REPLICATOR, price: $4.1 million
The NFT digital artwork “REPLICATOR” created by Canadian visual artist Mad Dog Jones was auctioned for more than $4.1 million in New York on April 26. After that, this work will automatically generate a new generation of NFT every 28 days.
The NFT digital artwork “REPLICATOR” with a starting price of USD 100 quickly rose to USD 2.4 million within 24 hours after the opening of the auction. In the last five minutes before the end of the auction, it caused fierce bidding and the final transaction price It sold for $4.14 million, setting a new auction record for a living Canadian artist.
Fidenza #313, price: $3.3 million
While the likes of CryptoPunks and Bored Ape Yacht Club have been the hottest NFTs, Ethereum-based generative art collectibles, Art Blocks, have also seen modest growth.
In August 2021, Art Blocks saw its largest single NFT sale to date, Tyler Hobbs’ Fidenza #313 changing hands for 1,000 ETH ($3.3 million at the time of purchase). Two months ago, the seller bought it for 0.58 ETH (~$1,400), which means the NFT has an ROI of over 235,000%.
In fact, Fidenza #313 isn’t the only Fidenza piece to sell for more than $1 million, three other pieces in the collection that produced unique pieces made up of coloured rectangles and squares at the time of casting have all sold for seven figures as well. trade. Additionally, Art Blocks generated $300 million in trading volume in August 2021 alone.
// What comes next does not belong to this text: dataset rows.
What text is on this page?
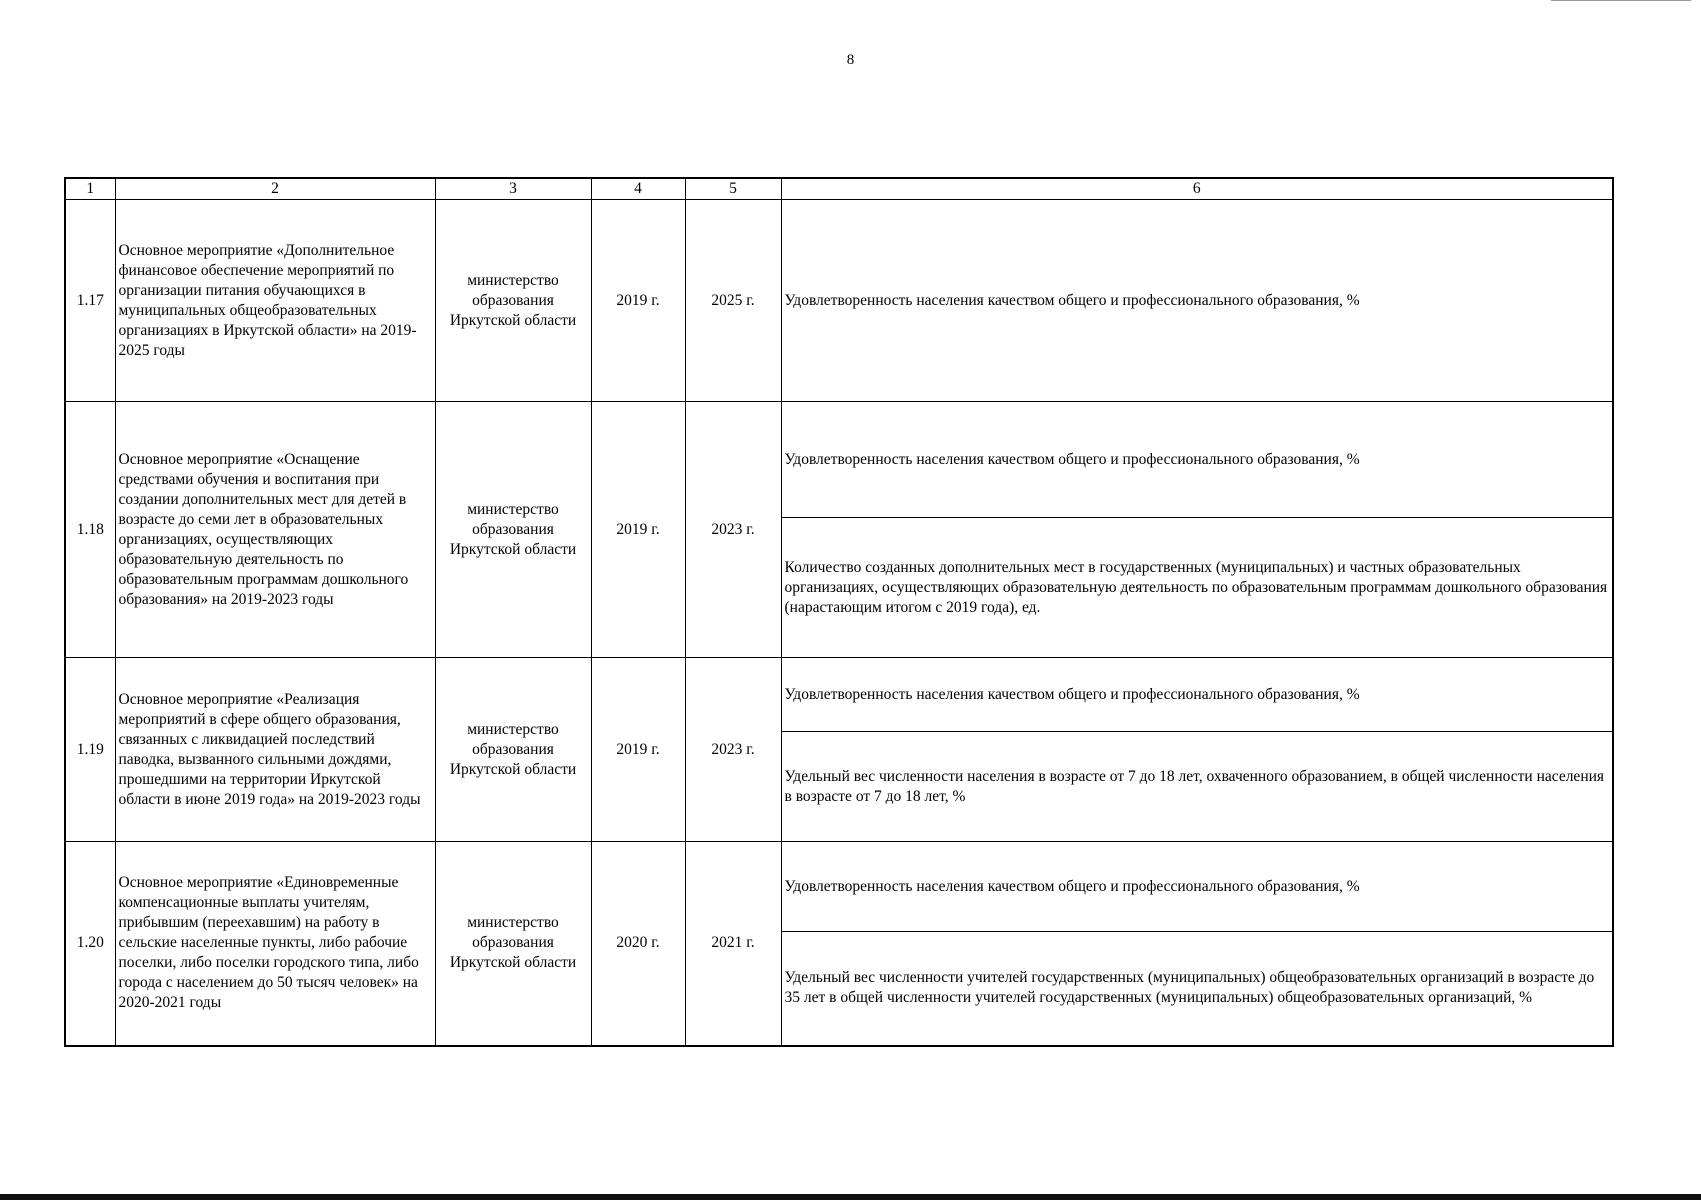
8
1	2	3	4	5	6
1.17	Основное мероприятие «Дополнительное финансовое обеспечение мероприятий по организации питания обучающихся в муниципальных общеобразовательных организациях в Иркутской области» на 2019-2025 годы	министерство образования Иркутской области	2019 г.	2025 г.	Удовлетворенность населения качеством общего и профессионального образования, %
1.18	Основное мероприятие «Оснащение средствами обучения и воспитания при создании дополнительных мест для детей в возрасте до семи лет в образовательных организациях, осуществляющих образовательную деятельность по образовательным программам дошкольного образования» на 2019-2023 годы	министерство образования Иркутской области	2019 г.	2023 г.	Удовлетворенность населения качеством общего и профессионального образования, %
					Количество созданных дополнительных мест в государственных (муниципальных) и частных образовательных организациях, осуществляющих образовательную деятельность по образовательным программам дошкольного образования (нарастающим итогом с 2019 года), ед.
1.19	Основное мероприятие «Реализация мероприятий в сфере общего образования, связанных с ликвидацией последствий паводка, вызванного сильными дождями, прошедшими на территории Иркутской области в июне 2019 года» на 2019-2023 годы	министерство образования Иркутской области	2019 г.	2023 г.	Удовлетворенность населения качеством общего и профессионального образования, %
					Удельный вес численности населения в возрасте от 7 до 18 лет, охваченного образованием, в общей численности населения в возрасте от 7 до 18 лет, %
1.20	Основное мероприятие «Единовременные компенсационные выплаты учителям, прибывшим (переехавшим) на работу в сельские населенные пункты, либо рабочие поселки, либо поселки городского типа, либо города с населением до 50 тысяч человек» на 2020-2021 годы	министерство образования Иркутской области	2020 г.	2021 г.	Удовлетворенность населения качеством общего и профессионального образования, %
					Удельный вес численности учителей государственных (муниципальных) общеобразовательных организаций в возрасте до 35 лет в общей численности учителей государственных (муниципальных) общеобразовательных организаций, %
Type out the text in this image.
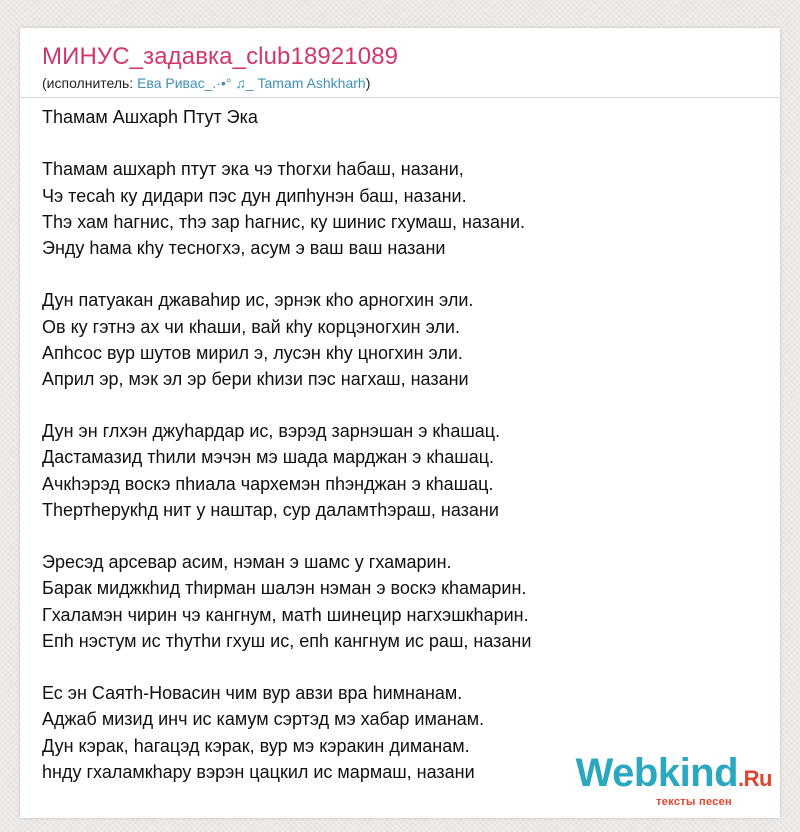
МИНУС_задавка_club18921089
(исполнитель: Ева Ривас_.·•° ♫_ Tamam Ashkharh)
Тhамам Ашхарh Птут Эка
Тhамам ашхарh птут эка чэ тhогхи hабаш, назани,
Чэ тесаh ку дидари пэс дун дипhунэн баш, назани.
Тhэ хам hагнис, тhэ зар hагнис, ку шинис гхумаш, назани.
Энду hама кhу тесногхэ, асум э ваш ваш назани
Дун патуакан джаваhир ис, эрнэк кhо арногхин эли.
Ов ку гэтнэ ах чи кhаши, вай кhу корцэногхин эли.
Апhсос вур шутов мирил э, лусэн кhу цногхин эли.
Април эр, мэк эл эр бери кhизи пэс нагхаш, назани
Дун эн глхэн джуhардар ис, вэрэд зарнэшан э кhашац.
Дастамазид тhили мэчэн мэ шада марджан э кhашац.
Ачкhэрэд воскэ пhиала чархемэн пhэнджан э кhашац.
Тhертhерукhд нит у наштар, сур даламтhэраш, назани
Эресэд арсевар асим, нэман э шамс у гхамарин.
Барак миджкhид тhирман шалэн нэман э воскэ кhамарин.
Гхаламэн чирин чэ кангнум, матh шинецир нагхэшкhарин.
Епh нэстум ис тhутhи гхуш ис, епh кангнум ис раш, назани
Ес эн Саятh-Новасин чим вур авзи вра hимнанам.
Аджаб мизид инч ис камум сэртэд мэ хабар иманам.
Дун кэрак, hагацэд кэрак, вур мэ кэракин диманам.
hнду гхаламкhару вэрэн цацкил ис мармаш, назани	Webkind.Ru
тексты песен
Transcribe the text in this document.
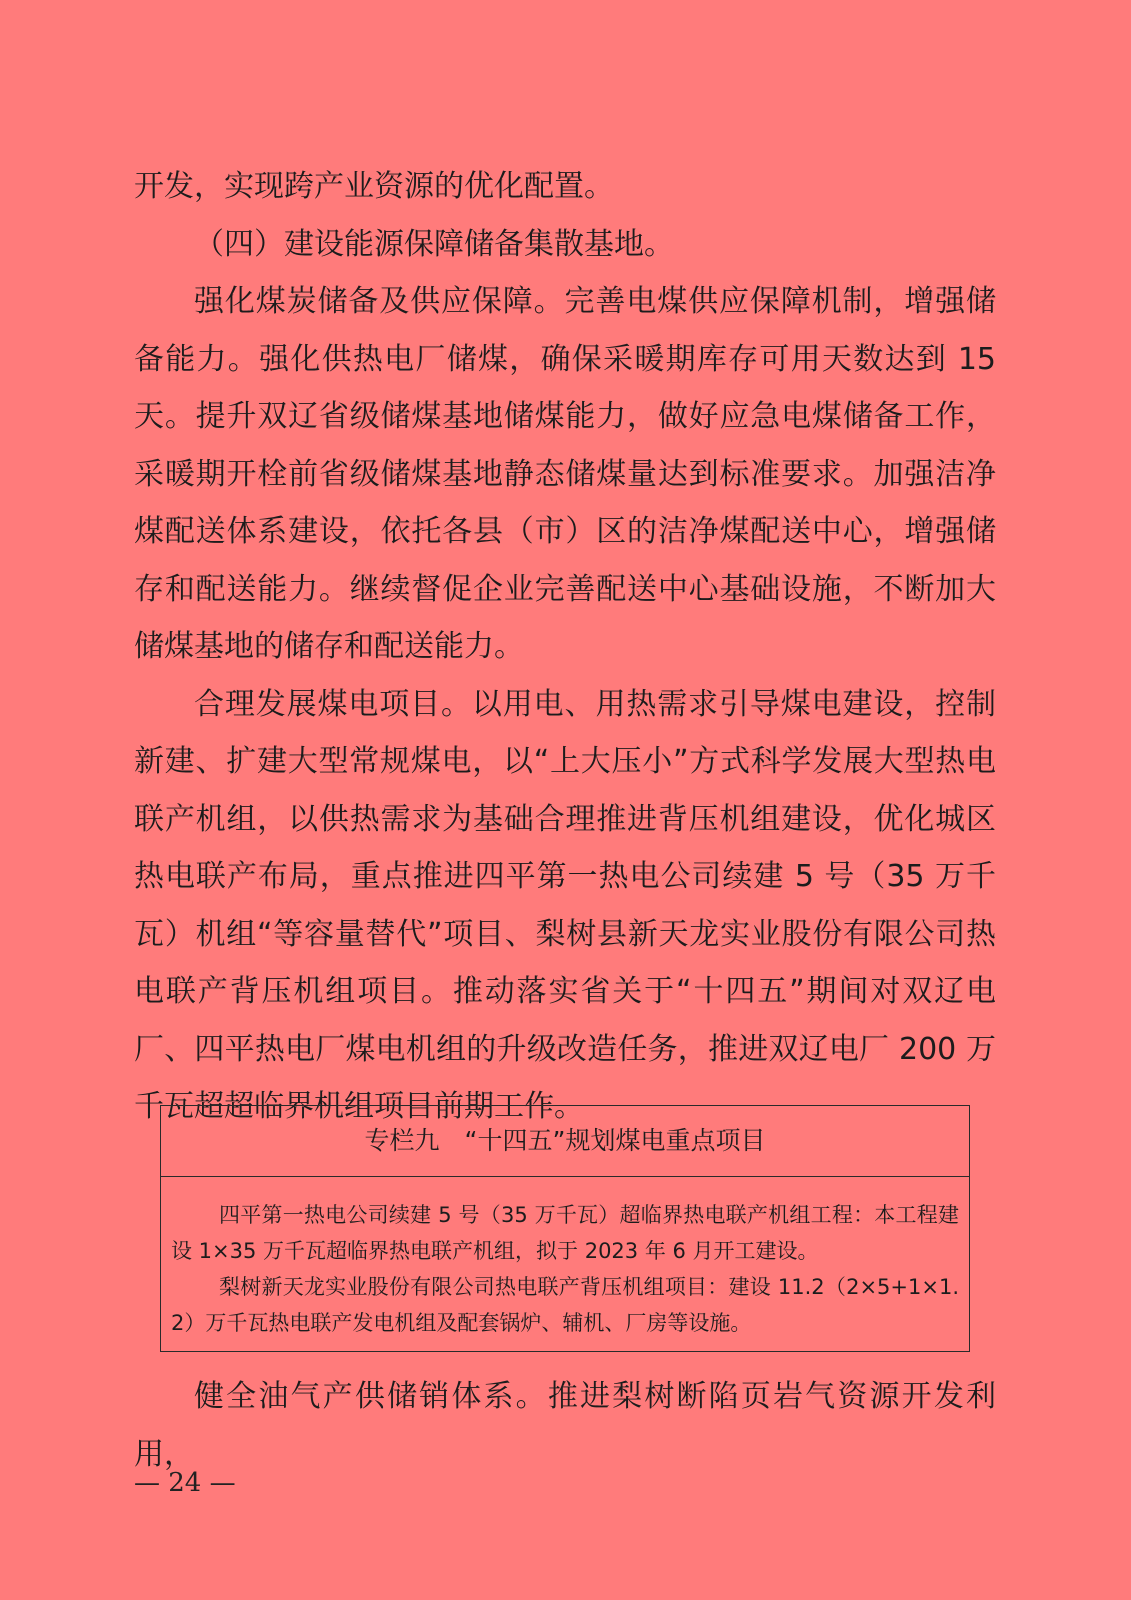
开发，实现跨产业资源的优化配置。

（四）建设能源保障储备集散基地。

强化煤炭储备及供应保障。完善电煤供应保障机制，增强储备能力。强化供热电厂储煤，确保采暖期库存可用天数达到 15 天。提升双辽省级储煤基地储煤能力，做好应急电煤储备工作，采暖期开栓前省级储煤基地静态储煤量达到标准要求。加强洁净煤配送体系建设，依托各县（市）区的洁净煤配送中心，增强储存和配送能力。继续督促企业完善配送中心基础设施，不断加大储煤基地的储存和配送能力。

合理发展煤电项目。以用电、用热需求引导煤电建设，控制新建、扩建大型常规煤电，以“上大压小”方式科学发展大型热电联产机组，以供热需求为基础合理推进背压机组建设，优化城区热电联产布局，重点推进四平第一热电公司续建 5 号（35 万千瓦）机组“等容量替代”项目、梨树县新天龙实业股份有限公司热电联产背压机组项目。推动落实省关于“十四五”期间对双辽电厂、四平热电厂煤电机组的升级改造任务，推进双辽电厂 200 万千瓦超超临界机组项目前期工作。

专栏九　“十四五”规划煤电重点项目

四平第一热电公司续建 5 号（35 万千瓦）超临界热电联产机组工程：本工程建设 1×35 万千瓦超临界热电联产机组，拟于 2023 年 6 月开工建设。

梨树新天龙实业股份有限公司热电联产背压机组项目：建设 11.2（2×5+1×1.2）万千瓦热电联产发电机组及配套锅炉、辅机、厂房等设施。

健全油气产供储销体系。推进梨树断陷页岩气资源开发利用，

— 24 —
The first tweet ever, sold for $2.9 million
just setting up my twttr— jack⚡️ (@jack) March 21, 2006
The NFT version of Twitter co-founder and CEO Jack Dorsey’s first tweet, and the first tweet in Twitter history, was auctioned off in March 2021, eventually fetching a whopping 290 million dollars was sold.
The NFT for the first tweet was minted through a platform called Valuables, which allows users to make NFTs that represent their own tweets. As part of his charitable cause, Jack Dorsey has pledged to convert the entire proceeds of this sale into bitcoin, which he will then donate to Africa Response, an African charity.